Mit Firefox & Co. klappt auch HTMLFormElement.prototype.submit.call(form);, aber damit wissen andere Browser nicht viel anzufangen.

Grüße,
Matthias


----------



## DataFox (27. Dezember 2007)

Hi,

das mit klick klingt gut. Aber ich kann mich noch dunkel dran erinnern das die click() Methode nicht im FireFox bekannt ist (?)

Theoretisch:
Es gibt manchmal Formulare, bei denen es keinen Submit-Button gibt. Das Formular wird durch irgend eine Javascript-Aktion submittet, z.b. wenn man ein Dropdown ändert (onchange).

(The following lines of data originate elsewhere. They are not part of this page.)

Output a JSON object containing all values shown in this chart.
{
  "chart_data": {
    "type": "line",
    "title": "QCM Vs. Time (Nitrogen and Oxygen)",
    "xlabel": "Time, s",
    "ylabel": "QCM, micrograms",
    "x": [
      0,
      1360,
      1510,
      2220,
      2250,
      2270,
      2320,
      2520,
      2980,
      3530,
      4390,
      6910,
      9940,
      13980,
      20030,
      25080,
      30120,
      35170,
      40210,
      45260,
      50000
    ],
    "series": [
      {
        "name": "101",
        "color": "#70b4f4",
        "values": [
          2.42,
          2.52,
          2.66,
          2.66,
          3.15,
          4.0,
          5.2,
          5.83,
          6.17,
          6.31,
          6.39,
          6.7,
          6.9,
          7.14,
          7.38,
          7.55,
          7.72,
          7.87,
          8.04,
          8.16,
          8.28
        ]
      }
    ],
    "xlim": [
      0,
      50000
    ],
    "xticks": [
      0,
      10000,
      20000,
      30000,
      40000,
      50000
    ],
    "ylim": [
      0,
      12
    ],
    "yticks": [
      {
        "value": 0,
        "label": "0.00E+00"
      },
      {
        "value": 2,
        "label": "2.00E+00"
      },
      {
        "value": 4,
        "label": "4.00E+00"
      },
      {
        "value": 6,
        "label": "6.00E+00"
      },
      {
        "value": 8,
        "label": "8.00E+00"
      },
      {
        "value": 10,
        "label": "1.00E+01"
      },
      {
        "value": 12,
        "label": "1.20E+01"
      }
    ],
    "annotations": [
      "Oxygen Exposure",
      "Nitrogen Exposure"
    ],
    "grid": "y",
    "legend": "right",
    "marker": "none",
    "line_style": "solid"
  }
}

Wie könnte man denn alle Input-Elemente zu einem Formular ermitteln?

Gruß
Laura


----------



## Matthias Reitinger (27. Dezember 2007)

Hallo Laura,



DataFox hat gesagt.:


> das mit klick klingt gut. Aber ich kann mich noch dunkel dran erinnern das die click() Methode nicht im FireFox bekannt ist (?)


Probier's doch einfach aus  Mein Firefox kommt damit jedenfalls ganz gut zurecht.



DataFox hat gesagt.:


> Theoretisch:
> Es gibt manchmal Formulare, bei denen es keinen Submit-Button gibt. Das Formular wird durch irgend eine Javascript-Aktion submittet, z.b. wenn man ein Dropdown ändert (onchange).


Und wo liegt jetzt das Problem?



DataFox hat gesagt.:


> Wie könnte man denn alle Input-Elemente zu einem Formular ermitteln?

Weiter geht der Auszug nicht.